Entonces lo malo de la muerte no era la oscuridad, incluso era buena. Seguía sin entenderlo. Hubo un tiempo en que creí que lo malo de la muerte era el infierno. Siempre había escuchado aquello de que existían lugares a los que ibas después de muerto como premio o castigo a la forma en que habías vivido. Los malos al infierno, los buenos al cielo. Pero, ¿Qué había en esos lugares? Mi padre me dijo que en el cielo está Dios, con su hijo, el Señor y la Virgen María. Toda la gente buena estaba allí, mi primo, mi tío, mi abuelo y mi amigo al que siempre le dolía la cabeza. Era un sitio magnífico aquél, vivías entre las nubes, allí no faltaba de nada, había ángeles y agua que caía en cascadas infinitas, fruta fresca y mucha paz. Por eso, decía mi padre, hay que honrar a Dios y a la Virgen, porque nos protegerán en vida y nos abrirán las puertas del cielo, del descanso blanco.
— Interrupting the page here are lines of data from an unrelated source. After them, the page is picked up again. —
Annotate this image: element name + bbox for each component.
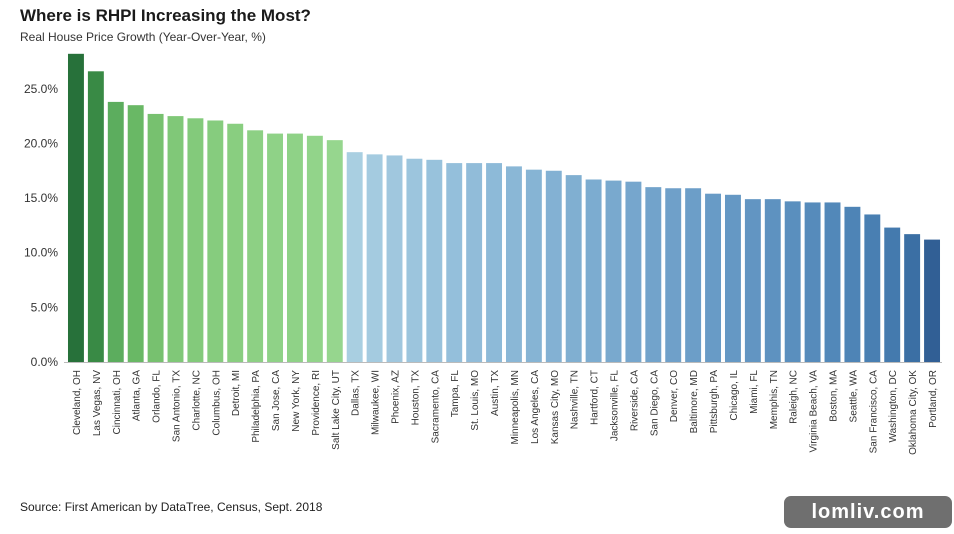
x-tick-label: Pittsburgh, PA <box>709 370 720 434</box>
bar <box>466 163 483 362</box>
x-tick-label: Las Vegas, NV <box>92 370 103 436</box>
x-tick-label: San Francisco, CA <box>868 370 879 454</box>
x-tick-label: New York, NY <box>291 370 302 432</box>
bar <box>167 116 184 362</box>
bar <box>665 188 682 362</box>
x-tick-label: San Antonio, TX <box>172 370 183 442</box>
x-tick-label: Kansas City, MO <box>550 370 561 444</box>
x-tick-label: Columbus, OH <box>211 370 222 436</box>
y-tick-label: 0.0% <box>31 355 59 369</box>
y-tick-label: 15.0% <box>24 191 58 205</box>
bar <box>924 239 941 362</box>
bar <box>107 101 124 363</box>
bar <box>326 140 343 362</box>
chart-title: Where is RHPI Increasing the Most? <box>20 6 311 25</box>
bar <box>207 120 224 362</box>
bar <box>87 71 104 363</box>
x-tick-label: Sacramento, CA <box>430 370 441 444</box>
x-tick-label: Chicago, IL <box>729 370 740 421</box>
x-tick-label: Denver, CO <box>669 370 680 422</box>
x-tick-label: Virginia Beach, VA <box>809 370 820 453</box>
y-tick-label: 20.0% <box>24 136 58 150</box>
x-tick-label: Miami, FL <box>749 370 760 414</box>
bar <box>267 133 284 362</box>
chart-subtitle: Real House Price Growth (Year-Over-Year,… <box>20 30 266 44</box>
bar <box>784 201 801 362</box>
x-tick-label: Providence, RI <box>311 370 322 436</box>
bar <box>824 202 841 362</box>
bar <box>744 199 761 362</box>
bar <box>505 166 522 362</box>
x-tick-label: Cincinnati, OH <box>112 370 123 434</box>
bar <box>565 175 582 362</box>
x-tick-label: Jacksonville, FL <box>610 370 621 442</box>
bar <box>545 170 562 362</box>
x-tick-label: Riverside, CA <box>629 370 640 431</box>
x-tick-label: Salt Lake City, UT <box>331 370 342 450</box>
bar <box>486 163 503 362</box>
bar <box>147 113 164 362</box>
bar <box>705 193 722 362</box>
x-tick-label: Los Angeles, CA <box>530 370 541 444</box>
bar <box>286 133 303 362</box>
bar <box>227 123 244 362</box>
x-tick-label: Raleigh, NC <box>789 370 800 424</box>
y-tick-label: 10.0% <box>24 246 58 260</box>
bar <box>366 154 383 362</box>
y-tick-label: 5.0% <box>31 300 59 314</box>
x-tick-label: Charlotte, NC <box>191 370 202 431</box>
bar <box>625 181 642 362</box>
x-tick-label: St. Louis, MO <box>470 370 481 431</box>
bar <box>426 159 443 362</box>
x-tick-label: Washington, DC <box>888 370 899 442</box>
bar <box>645 187 662 362</box>
bar <box>187 118 204 362</box>
bar <box>864 214 881 362</box>
bar <box>306 135 323 362</box>
bar <box>585 179 602 362</box>
source-note: Source: First American by DataTree, Cens… <box>20 500 323 514</box>
bar <box>605 180 622 362</box>
x-tick-label: Oklahoma City, OK <box>908 370 919 455</box>
x-tick-label: Detroit, MI <box>231 370 242 416</box>
bar <box>386 155 403 362</box>
bar <box>764 199 781 362</box>
x-tick-label: Memphis, TN <box>769 370 780 429</box>
x-tick-label: Orlando, FL <box>152 370 163 423</box>
bar <box>247 130 264 362</box>
x-tick-label: Atlanta, GA <box>132 370 143 421</box>
bar <box>844 206 861 362</box>
x-tick-label: Minneapolis, MN <box>510 370 521 444</box>
bar <box>685 188 702 362</box>
x-tick-label: Tampa, FL <box>450 370 461 418</box>
x-tick-label: Philadelphia, PA <box>251 370 262 443</box>
bar <box>406 158 423 362</box>
x-tick-label: Austin, TX <box>490 370 501 416</box>
x-tick-label: San Diego, CA <box>649 370 660 436</box>
bar <box>724 194 741 362</box>
x-tick-label: Baltimore, MD <box>689 370 700 433</box>
x-tick-label: Hartford, CT <box>590 370 601 425</box>
x-tick-label: Seattle, WA <box>848 370 859 423</box>
x-tick-label: Nashville, TN <box>570 370 581 429</box>
x-tick-label: Boston, MA <box>829 370 840 422</box>
x-tick-label: San Jose, CA <box>271 370 282 431</box>
bar <box>884 227 901 362</box>
x-tick-label: Dallas, TX <box>351 370 362 416</box>
bar <box>67 53 84 363</box>
x-tick-label: Houston, TX <box>410 370 421 426</box>
bar <box>346 152 363 362</box>
x-tick-label: Milwaukee, WI <box>371 370 382 435</box>
x-tick-label: Portland, OR <box>928 370 939 428</box>
watermark-logo: lomliv.com <box>784 496 952 528</box>
x-tick-label: Phoenix, AZ <box>391 370 402 424</box>
bar <box>446 163 463 362</box>
bar <box>127 105 144 363</box>
bar <box>804 202 821 362</box>
bar <box>525 169 542 362</box>
bar <box>904 234 921 362</box>
y-tick-label: 25.0% <box>24 82 58 96</box>
x-tick-label: Cleveland, OH <box>72 370 83 435</box>
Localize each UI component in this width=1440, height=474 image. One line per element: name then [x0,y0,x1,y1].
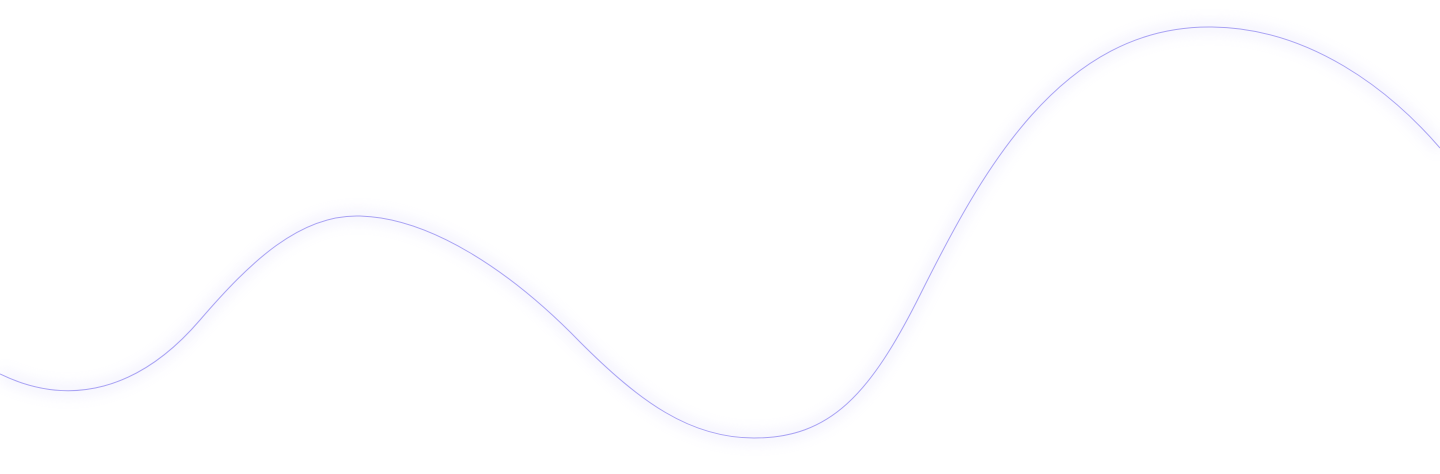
wave-line [0,26,1440,439]
wave-glow [0,21,1440,444]
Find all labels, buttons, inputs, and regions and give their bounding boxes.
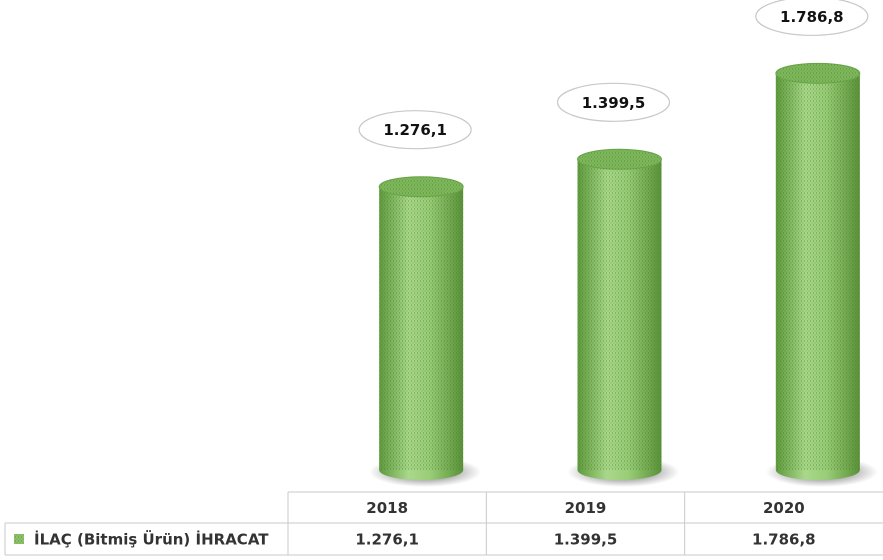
plot-area: 1.276,1 1.399,5 1.786,8 <box>358 0 878 487</box>
x-tick-label: 2020 <box>763 499 805 517</box>
bar-texture <box>775 73 860 471</box>
legend-marker-texture <box>14 534 24 544</box>
data-label-bubble <box>755 0 869 36</box>
x-tick-label: 2018 <box>366 499 408 517</box>
x-tick-label: 2019 <box>565 499 607 517</box>
data-label-bubble <box>556 82 671 122</box>
table-value: 1.399,5 <box>554 531 618 549</box>
bar-top-texture <box>775 63 860 84</box>
table-value: 1.276,1 <box>355 531 419 549</box>
bar-texture <box>379 186 464 470</box>
bar-top-texture <box>577 149 662 170</box>
data-label: 1.276,1 <box>383 121 447 139</box>
data-label-bubble <box>358 110 472 150</box>
bar-top-texture <box>379 176 464 197</box>
table-value: 1.786,8 <box>752 531 816 549</box>
data-table: 2018 1.276,1 2019 1.399,5 2020 1.786,8 İLAÇ (B… <box>4 491 883 556</box>
bar-texture <box>577 159 662 470</box>
legend-label: İLAÇ (Bitmiş Ürün) İHRACAT <box>34 530 269 549</box>
data-label: 1.786,8 <box>780 8 844 26</box>
data-label: 1.399,5 <box>582 94 646 112</box>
Ahora era lógico que todos los años fuésemos un fin de semana a un santuario en la sierra a ver a la Virgen, porque ella nos vería y cuidaría de nosotros. El infierno, según mi padre, era un sitio extraño, dónde hacía calor y la gente sufría porque cumplía condena por sus pecados realizados en vida. Yo pregunté cuáles eran los pecados y que condenas tenían cada uno, pero mi padre no me supo responder. Mi abuela me dijo un día que mi vecino también estaba en el infierno. Pensé que era el lugar dónde estaban los valientes.
Seguía sin diferenciar qué es lo que tenía la muerte que me daba tanto miedo. En eso estaba pensando cuando un día mi padre me llevó al hospital a ver a mi abuela. Me dijo que estaba muy enferma, que le diera un beso porque quizás ya no la vería más. Recuerdo el gesto inexpresivo de mi abuela, su movimiento de ojos, su boca abierta, todos aquellos tubitos transparentes que entraban y salían de su boca y su nariz y recuerdo su miedo. Cuando me miró pude ver toda la oscuridad allí encerrada. Mi abuela era consciente de que se moría y estaba asustada, temblaba de miedo y pedía auxilio. Recordé la oscuridad de mi habitación, su atemporalidad, su infinidad y recordé el miedo, lo identifiqué y casi pude tocarlo. Mi corazón en ese momento se llenó de alegría porque entendí que el miedo no es sólo mío, porque el miedo lo aprendimos y como montar en bicicleta, ya no se olvida.
Algunas veces pienso que sería mejor si no nos explicásemos unos a otros qué es el miedo, pero eso es imposible, porque el miedo da demasiado miedo, y a todos nos gustan las historias de miedo.